Poder de polícia e poder punitivo : o direito administrativo no sistema penal brasileiro

Detalhes bibliográficos
Ano de defesa: 2021
Autor(a) principal: Rigon, Bruno Silveira lattes
Orientador(a): Silva Filho, Jose Carlos Moreira da lattes
Banca de defesa: Não Informado pela instituição
Tipo de documento: Tese
Tipo de acesso: Acesso aberto
Idioma: por
Instituição de defesa: Pontifícia Universidade Católica do Rio Grande do Sul
Programa de Pós-Graduação: Programa de Pós-Graduação em Ciências Criminais
Departamento: Escola de Direito
País: Brasil
Palavras-chave em Português:
Área do conhecimento CNPq:
Link de acesso: https://tede2.pucrs.br/tede2/handle/tede/10364
Resumo: This thesis has as its object of study the police power in the Brazilian penal system. The research intends to analyze the relationship between police power and state punitive power, that is, it seeks to understand the legal-political rationality of administrative law present in the Brazilian criminal justice system, with a limited focus on the practices and discourses of legal actors in the drug war context. Two central questions led to this investigation. First: what are the knowledge-power relations between the police power – and the categories arising from the administrative law that resolve around it – with the punitive state power in Brazil? Second: how do such relationships occur specifically in the Brazilian context of the war on drugs? The general objective of this research, therefore, is to make visible the invisible administrative rationality within the Brazilian penal system. Our central hypothesis argued that the manifestation of state authoritarianism remains more evident and latent when police power and punitive power intertwine, as effects are created that produce legal truths from invisible administrative law mechanisms in the plots of relations of the punitive power. Throughout the investigation, we found that the relationship of police power in the Brazilian criminal justice system has its architectural foundations in the categories of administrative discretion, which underlies police discretion; presumption of legitimacy and veracity of the acts of the public power, which legitimizes police testimony in drug trafficking crimes; and the principle of supremacy of the public interest over the private, which justifies violence and state arbitrariness in the name of a superior collective interest in fighting crime.
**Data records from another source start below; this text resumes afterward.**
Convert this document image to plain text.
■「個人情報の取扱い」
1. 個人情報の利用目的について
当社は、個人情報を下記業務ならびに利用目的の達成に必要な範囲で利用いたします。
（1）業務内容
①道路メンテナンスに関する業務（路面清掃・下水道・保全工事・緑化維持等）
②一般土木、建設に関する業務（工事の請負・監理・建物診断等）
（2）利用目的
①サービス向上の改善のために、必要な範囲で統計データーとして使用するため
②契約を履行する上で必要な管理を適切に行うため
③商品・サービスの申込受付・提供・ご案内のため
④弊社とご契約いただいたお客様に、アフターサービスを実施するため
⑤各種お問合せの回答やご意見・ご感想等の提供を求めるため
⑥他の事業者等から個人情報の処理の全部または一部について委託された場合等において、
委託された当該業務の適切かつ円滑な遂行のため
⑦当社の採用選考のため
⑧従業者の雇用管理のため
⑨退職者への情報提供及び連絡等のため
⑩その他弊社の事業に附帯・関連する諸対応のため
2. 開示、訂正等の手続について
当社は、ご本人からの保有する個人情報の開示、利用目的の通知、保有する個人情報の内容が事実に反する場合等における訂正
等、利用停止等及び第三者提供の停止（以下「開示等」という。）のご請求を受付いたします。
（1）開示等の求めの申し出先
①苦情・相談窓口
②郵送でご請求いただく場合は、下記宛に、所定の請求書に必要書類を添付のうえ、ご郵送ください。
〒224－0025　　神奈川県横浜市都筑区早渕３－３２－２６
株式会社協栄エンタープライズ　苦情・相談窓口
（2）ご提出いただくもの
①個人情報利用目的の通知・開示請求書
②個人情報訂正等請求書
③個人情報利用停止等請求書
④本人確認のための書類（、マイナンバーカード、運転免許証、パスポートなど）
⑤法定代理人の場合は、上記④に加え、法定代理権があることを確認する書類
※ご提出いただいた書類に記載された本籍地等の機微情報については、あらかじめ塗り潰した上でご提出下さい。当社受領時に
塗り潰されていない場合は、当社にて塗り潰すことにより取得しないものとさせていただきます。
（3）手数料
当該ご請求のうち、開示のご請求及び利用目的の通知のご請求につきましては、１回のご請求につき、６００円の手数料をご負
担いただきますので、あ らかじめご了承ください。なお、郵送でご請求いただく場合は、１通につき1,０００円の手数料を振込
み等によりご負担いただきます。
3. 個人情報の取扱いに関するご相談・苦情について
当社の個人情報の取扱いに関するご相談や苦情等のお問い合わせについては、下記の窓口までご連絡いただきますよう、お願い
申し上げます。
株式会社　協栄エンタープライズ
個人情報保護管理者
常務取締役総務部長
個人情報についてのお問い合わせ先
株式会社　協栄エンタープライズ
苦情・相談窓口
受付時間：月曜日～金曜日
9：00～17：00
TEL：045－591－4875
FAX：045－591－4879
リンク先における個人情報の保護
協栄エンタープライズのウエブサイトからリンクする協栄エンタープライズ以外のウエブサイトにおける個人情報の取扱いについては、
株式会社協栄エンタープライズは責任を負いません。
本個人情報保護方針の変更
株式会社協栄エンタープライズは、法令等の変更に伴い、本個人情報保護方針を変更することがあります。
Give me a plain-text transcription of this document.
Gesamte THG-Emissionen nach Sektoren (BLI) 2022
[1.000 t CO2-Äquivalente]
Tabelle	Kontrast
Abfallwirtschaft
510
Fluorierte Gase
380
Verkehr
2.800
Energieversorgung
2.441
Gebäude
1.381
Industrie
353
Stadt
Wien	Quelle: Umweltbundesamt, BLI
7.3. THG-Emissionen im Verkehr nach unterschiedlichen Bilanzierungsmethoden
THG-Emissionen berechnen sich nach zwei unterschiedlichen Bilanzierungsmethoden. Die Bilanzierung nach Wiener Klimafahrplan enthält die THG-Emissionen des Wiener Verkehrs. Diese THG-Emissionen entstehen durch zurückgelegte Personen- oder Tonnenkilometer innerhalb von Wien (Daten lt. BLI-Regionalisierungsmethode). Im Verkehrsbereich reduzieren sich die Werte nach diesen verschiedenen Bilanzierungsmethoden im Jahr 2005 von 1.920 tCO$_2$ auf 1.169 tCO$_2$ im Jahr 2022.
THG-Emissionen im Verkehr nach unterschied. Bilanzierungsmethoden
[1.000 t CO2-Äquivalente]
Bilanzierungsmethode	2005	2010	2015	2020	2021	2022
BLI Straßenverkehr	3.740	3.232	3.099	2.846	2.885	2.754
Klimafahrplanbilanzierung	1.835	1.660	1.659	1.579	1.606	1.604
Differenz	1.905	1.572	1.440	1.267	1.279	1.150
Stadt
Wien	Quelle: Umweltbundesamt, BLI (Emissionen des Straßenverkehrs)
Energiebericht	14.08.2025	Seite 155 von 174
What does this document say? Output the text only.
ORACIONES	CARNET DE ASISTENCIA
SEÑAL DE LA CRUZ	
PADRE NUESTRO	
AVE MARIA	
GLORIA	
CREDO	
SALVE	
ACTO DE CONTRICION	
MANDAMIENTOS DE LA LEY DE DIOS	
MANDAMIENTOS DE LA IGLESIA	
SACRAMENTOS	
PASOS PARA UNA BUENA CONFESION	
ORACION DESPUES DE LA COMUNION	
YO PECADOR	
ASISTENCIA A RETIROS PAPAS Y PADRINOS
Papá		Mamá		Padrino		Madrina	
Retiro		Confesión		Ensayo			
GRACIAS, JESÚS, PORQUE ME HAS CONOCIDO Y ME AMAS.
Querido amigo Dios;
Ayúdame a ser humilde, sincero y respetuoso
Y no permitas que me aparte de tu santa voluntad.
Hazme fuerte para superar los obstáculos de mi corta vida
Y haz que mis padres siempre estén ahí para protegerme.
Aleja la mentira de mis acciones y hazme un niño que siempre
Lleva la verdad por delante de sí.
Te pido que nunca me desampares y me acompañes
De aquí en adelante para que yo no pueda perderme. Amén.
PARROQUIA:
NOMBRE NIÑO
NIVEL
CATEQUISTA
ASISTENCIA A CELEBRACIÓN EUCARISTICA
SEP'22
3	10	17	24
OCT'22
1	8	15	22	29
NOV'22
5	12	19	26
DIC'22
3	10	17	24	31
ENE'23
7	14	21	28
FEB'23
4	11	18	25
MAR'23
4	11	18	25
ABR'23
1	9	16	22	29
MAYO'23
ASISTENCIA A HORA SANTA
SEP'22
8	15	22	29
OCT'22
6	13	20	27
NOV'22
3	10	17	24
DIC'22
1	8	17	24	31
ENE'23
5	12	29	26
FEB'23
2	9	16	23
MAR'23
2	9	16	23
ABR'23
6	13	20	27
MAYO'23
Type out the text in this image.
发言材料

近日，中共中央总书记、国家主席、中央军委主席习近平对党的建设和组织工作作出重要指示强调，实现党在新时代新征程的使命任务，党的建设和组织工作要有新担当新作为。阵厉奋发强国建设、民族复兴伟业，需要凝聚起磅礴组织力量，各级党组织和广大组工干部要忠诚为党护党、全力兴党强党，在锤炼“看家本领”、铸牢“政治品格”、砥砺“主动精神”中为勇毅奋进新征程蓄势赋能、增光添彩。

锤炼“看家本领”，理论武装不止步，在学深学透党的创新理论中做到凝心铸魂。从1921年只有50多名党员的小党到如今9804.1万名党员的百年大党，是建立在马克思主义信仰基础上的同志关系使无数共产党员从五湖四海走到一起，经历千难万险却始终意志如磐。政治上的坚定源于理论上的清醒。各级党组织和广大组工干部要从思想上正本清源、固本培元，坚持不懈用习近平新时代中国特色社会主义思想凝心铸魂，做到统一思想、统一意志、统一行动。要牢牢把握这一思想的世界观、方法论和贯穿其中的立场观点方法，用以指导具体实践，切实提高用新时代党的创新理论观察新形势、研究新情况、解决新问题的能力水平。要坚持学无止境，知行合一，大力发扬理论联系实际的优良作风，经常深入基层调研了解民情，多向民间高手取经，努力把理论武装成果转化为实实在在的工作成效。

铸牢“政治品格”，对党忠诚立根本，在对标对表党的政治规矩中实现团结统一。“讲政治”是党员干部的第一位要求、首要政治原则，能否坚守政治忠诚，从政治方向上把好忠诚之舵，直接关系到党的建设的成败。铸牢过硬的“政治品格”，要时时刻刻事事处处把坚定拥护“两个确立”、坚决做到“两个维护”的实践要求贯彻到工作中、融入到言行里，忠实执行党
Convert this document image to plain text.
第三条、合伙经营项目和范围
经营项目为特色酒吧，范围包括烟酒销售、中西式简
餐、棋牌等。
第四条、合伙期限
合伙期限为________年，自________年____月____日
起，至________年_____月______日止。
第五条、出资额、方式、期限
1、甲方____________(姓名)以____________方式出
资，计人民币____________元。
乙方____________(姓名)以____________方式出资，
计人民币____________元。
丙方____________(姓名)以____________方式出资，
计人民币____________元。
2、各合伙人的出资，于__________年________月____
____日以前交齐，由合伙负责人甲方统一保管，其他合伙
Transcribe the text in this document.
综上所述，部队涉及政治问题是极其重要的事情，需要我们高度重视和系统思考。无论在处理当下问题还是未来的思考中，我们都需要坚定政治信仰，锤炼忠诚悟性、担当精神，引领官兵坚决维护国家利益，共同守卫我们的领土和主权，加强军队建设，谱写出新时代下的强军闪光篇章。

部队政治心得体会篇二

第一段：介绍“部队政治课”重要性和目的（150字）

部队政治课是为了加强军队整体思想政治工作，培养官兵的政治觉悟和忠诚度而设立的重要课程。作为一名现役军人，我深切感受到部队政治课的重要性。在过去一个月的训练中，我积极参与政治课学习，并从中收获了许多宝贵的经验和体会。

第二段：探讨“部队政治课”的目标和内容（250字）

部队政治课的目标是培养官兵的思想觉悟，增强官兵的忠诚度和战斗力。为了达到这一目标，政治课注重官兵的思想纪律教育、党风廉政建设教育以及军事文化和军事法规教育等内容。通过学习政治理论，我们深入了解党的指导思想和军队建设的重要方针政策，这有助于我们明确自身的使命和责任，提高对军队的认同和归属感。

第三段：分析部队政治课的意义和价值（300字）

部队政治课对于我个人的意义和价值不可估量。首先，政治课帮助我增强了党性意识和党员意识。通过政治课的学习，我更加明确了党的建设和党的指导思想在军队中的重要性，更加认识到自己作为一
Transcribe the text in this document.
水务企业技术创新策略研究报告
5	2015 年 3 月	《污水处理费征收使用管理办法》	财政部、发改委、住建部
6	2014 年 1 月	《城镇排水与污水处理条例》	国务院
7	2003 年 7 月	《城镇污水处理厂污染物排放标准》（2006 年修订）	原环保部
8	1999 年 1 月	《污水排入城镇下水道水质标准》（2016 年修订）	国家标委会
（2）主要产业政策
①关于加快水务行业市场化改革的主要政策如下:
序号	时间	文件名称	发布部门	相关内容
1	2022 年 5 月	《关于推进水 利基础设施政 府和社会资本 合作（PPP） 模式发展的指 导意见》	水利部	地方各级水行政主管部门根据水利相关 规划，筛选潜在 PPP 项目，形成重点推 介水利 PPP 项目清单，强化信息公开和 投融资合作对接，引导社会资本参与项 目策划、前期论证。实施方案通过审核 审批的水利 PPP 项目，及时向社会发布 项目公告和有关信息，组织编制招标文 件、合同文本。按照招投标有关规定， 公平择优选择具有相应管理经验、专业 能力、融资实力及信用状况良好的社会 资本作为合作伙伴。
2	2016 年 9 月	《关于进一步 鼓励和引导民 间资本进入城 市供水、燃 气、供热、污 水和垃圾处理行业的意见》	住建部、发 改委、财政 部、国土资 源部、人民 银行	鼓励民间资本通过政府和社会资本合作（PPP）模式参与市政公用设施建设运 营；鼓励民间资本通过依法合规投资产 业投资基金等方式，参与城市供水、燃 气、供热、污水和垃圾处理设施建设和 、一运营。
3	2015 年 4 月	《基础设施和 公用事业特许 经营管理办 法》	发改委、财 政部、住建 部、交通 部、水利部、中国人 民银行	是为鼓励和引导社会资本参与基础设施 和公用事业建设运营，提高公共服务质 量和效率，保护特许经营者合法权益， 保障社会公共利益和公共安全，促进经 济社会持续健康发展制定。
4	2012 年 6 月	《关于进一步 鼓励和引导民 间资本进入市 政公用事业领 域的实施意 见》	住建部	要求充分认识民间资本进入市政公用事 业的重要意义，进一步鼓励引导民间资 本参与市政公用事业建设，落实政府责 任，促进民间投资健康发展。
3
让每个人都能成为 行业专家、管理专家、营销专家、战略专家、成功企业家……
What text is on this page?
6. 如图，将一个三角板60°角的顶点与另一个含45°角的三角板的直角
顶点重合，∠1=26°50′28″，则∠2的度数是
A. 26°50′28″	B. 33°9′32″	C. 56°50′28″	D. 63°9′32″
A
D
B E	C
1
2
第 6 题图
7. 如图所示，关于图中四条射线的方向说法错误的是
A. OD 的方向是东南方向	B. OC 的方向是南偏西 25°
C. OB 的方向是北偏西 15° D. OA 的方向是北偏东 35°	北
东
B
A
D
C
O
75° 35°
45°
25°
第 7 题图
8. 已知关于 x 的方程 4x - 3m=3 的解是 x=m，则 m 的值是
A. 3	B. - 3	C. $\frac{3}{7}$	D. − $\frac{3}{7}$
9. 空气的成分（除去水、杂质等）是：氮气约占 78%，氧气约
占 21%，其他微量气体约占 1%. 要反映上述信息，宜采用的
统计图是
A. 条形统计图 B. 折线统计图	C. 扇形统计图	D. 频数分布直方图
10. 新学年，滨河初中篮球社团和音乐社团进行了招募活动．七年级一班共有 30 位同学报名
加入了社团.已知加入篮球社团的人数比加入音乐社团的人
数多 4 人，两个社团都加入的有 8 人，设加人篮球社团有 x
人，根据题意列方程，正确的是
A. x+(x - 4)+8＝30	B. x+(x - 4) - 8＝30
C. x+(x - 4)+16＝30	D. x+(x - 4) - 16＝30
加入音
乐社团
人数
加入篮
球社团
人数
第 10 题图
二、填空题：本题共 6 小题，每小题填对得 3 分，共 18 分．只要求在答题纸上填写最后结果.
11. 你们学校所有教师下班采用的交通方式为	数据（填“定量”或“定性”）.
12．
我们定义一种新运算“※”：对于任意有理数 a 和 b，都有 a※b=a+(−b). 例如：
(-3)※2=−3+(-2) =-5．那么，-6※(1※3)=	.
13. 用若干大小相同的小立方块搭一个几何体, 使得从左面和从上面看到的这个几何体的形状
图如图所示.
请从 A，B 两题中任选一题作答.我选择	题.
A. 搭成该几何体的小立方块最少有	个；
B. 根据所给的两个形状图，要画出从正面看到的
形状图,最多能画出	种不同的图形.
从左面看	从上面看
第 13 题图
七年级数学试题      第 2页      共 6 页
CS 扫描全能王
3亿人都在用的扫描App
These are dispositive from administrative law that convey a certain authoritarian legal-political rationality of the administrative area, influenced by the legal discourse of the doctrine of national security, to the functioning of the institutions of the Brazilian penal system. The methodology adopted in this work was based on the proposal of historical investigation from the Foucaultian genealogy. Bibliographic review and document analysis were used, based on the examination of legislation, legal discourses in lectures, interviews, articles, books and conferences, manual of the Superior War School and Brazilian police institutions, among other sources of historiographical research.